Space Launch & Satellites

Launch cost to low-Earth orbit fell from over $50,000 per kg (Space Shuttle era) to about $1,500 per kg (Falcon 9 reusable booster). About 10,500 active satellites now orbit Earth, more than 60% of them belonging to a single constellation (Starlink). The cheap-launch era is roughly five years old; the resulting industry transformation is barely underway.

$1,500/kg
Falcon 9 reusable launch cost to LEO
10,500+
Active satellites in orbit (2025)
6,700+
Active Starlink satellites
~145
Successful orbital launches in 2024

Key insights

🚀

Falcon 9 broke the launch-cost equilibrium

From 1980 to 2010 launch costs to LEO sat in a $10,000–50,000 per kg band. Falcon 9 (first launch 2010, first reuse 2017) systematically reduced that band to ~$2,000–3,000 per kg for external customers and ~$1,500 internally. Starship promises another order-of-magnitude reduction if fully reusable; whether that materialises is the major uncertainty in the next decade of space economics.

📡

LEO mega-constellations are the dominant new use case

Starlink reached operational global broadband coverage in 2023 with 4,000+ satellites; by mid-2025 the constellation has 6,700+ active and growing at ~50 per launch. OneWeb, Amazon Kuiper, and Chinese Guowang are building competitors at the 600–3,000 satellite scale. The 'New Space' valuation argument is increasingly about constellations, not single satellites — capacity scales with deployment cost per unit.

🛰️

Crowding and debris are the binding constraints

There are now ~36,000 tracked objects ≥10 cm in LEO; FCC/ITU coordination is straining under volume.
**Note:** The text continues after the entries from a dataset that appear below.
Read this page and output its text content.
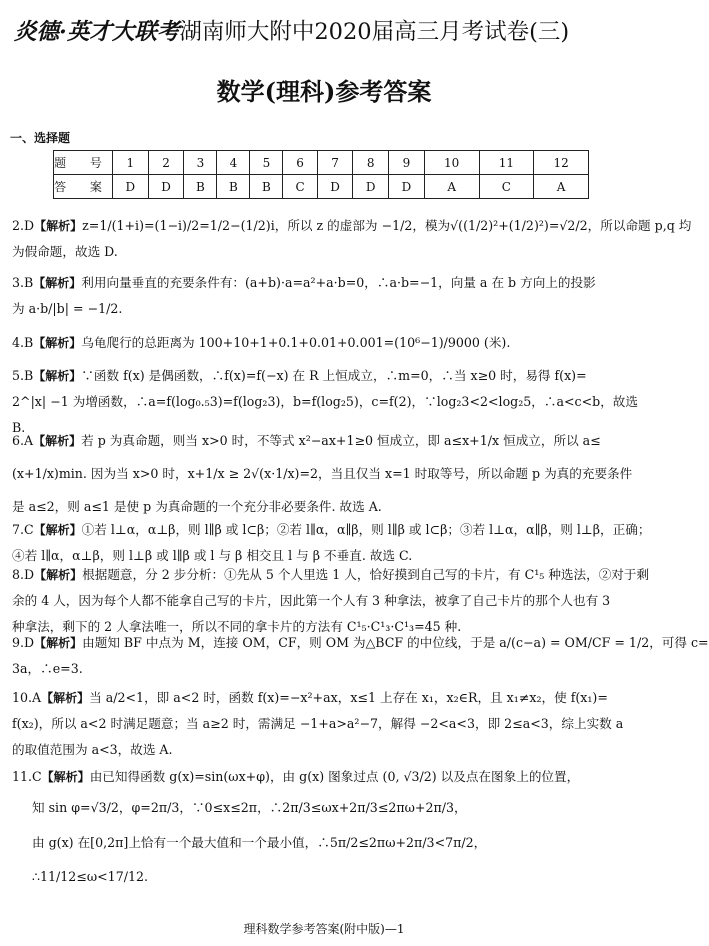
炎德·英才大联考湖南师大附中2020届高三月考试卷(三)
数学(理科)参考答案
一、选择题
题 号	1	2	3	4	5	6	7	8	9	10	11	12
答 案	D	D	B	B	B	C	D	D	D	A	C	A
2.D【解析】z=1/(1+i)=(1−i)/2=1/2−(1/2)i，所以 z 的虚部为 −1/2，模为√((1/2)²+(1/2)²)=√2/2，所以命题 p,q 均
为假命题，故选 D.
3.B【解析】利用向量垂直的充要条件有：(a+b)·a=a²+a·b=0，∴a·b=−1，向量 a 在 b 方向上的投影
为 a·b/|b| = −1/2.
4.B【解析】乌龟爬行的总距离为 100+10+1+0.1+0.01+0.001=(10⁶−1)/9000 (米).
5.B【解析】∵函数 f(x) 是偶函数，∴f(x)=f(−x) 在 R 上恒成立，∴m=0，∴当 x≥0 时，易得 f(x)=
2^|x| −1 为增函数，∴a=f(log₀.₅3)=f(log₂3)，b=f(log₂5)，c=f(2)，∵log₂3<2<log₂5，∴a<c<b，故选
B.
6.A【解析】若 p 为真命题，则当 x>0 时，不等式 x²−ax+1≥0 恒成立，即 a≤x+1/x 恒成立，所以 a≤
(x+1/x)min. 因为当 x>0 时，x+1/x ≥ 2√(x·1/x)=2，当且仅当 x=1 时取等号，所以命题 p 为真的充要条件
是 a≤2，则 a≤1 是使 p 为真命题的一个充分非必要条件. 故选 A.
7.C【解析】①若 l⊥α，α⊥β，则 l∥β 或 l⊂β；②若 l∥α，α∥β，则 l∥β 或 l⊂β；③若 l⊥α，α∥β，则 l⊥β，正确；
④若 l∥α，α⊥β，则 l⊥β 或 l∥β 或 l 与 β 相交且 l 与 β 不垂直. 故选 C.
8.D【解析】根据题意，分 2 步分析：①先从 5 个人里选 1 人，恰好摸到自己写的卡片，有 C¹₅ 种选法，②对于剩
余的 4 人，因为每个人都不能拿自己写的卡片，因此第一个人有 3 种拿法，被拿了自己卡片的那个人也有 3
种拿法，剩下的 2 人拿法唯一，所以不同的拿卡片的方法有 C¹₅·C¹₃·C¹₃=45 种.
9.D【解析】由题知 BF 中点为 M，连接 OM，CF，则 OM 为△BCF 的中位线，于是 a/(c−a) = OM/CF = 1/2，可得 c=
3a，∴e=3.
10.A【解析】当 a/2<1，即 a<2 时，函数 f(x)=−x²+ax，x≤1 上存在 x₁，x₂∈R，且 x₁≠x₂，使 f(x₁)=
f(x₂)，所以 a<2 时满足题意；当 a≥2 时，需满足 −1+a>a²−7，解得 −2<a<3，即 2≤a<3，综上实数 a
的取值范围为 a<3，故选 A.
11.C【解析】由已知得函数 g(x)=sin(ωx+φ)，由 g(x) 图象过点 (0, √3/2) 以及点在图象上的位置，
知 sin φ=√3/2，φ=2π/3，∵0≤x≤2π，∴2π/3≤ωx+2π/3≤2πω+2π/3，
由 g(x) 在[0,2π]上恰有一个最大值和一个最小值，∴5π/2≤2πω+2π/3<7π/2，
∴11/12≤ω<17/12.
理科数学参考答案(附中版)—1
Kessler-syndrome cascades remain a tail risk. National regulators are tightening de-orbit requirements (5-year rule in the US since 2024). The 'space sustainability' policy debate is moving from theoretical to operational.

Launch cost to LEO 1980–2024

Inflation-adjusted USD per kg, leading commercial vehicles by era

Key Finding: Three decades of $10,000+ launch costs collapsed within five years of Falcon 9 reusable operations.

Active satellites by operator (2025)

Operational satellites in orbit

Key Finding: SpaceX (Starlink) now operates more satellites than every other operator combined.

Methodology & caveats

LEO vs GTO vs deep space

Launch costs depend on destination orbit. Low Earth Orbit (LEO, 200–2,000 km) is the cheapest; Geostationary Transfer Orbit (GTO, ~36,000 km altitude) requires more delta-v and costs ~3× more per kg; trans-lunar or interplanetary trajectories ~5–10×. Headline 'cost per kg' usually refers to LEO unless otherwise noted.

Headline price vs internal cost

Public launch prices reflect what customers pay, including profit margin. Internal cost (what it actually costs the launch provider) is typically 30–50% lower. SpaceX's internal Falcon 9 cost is reported at $15M per launch — about $1,000/kg at 15-tonne payloads — but they price external customers at $1,500–3,000/kg. Reuse economics are still being established with full cost transparency.

Satellite counts have several caveats

Operational vs total: of ~36,000 tracked objects, ~10,500 are functional satellites; the rest are debris and rocket bodies. Active vs registered: some satellites de-orbit naturally within months. The UCS Satellite Database tracks ~6 month update cycles; CelesTrak has more frequent (though less curated) updates. Counts can differ by 10–20% across sources at any given moment.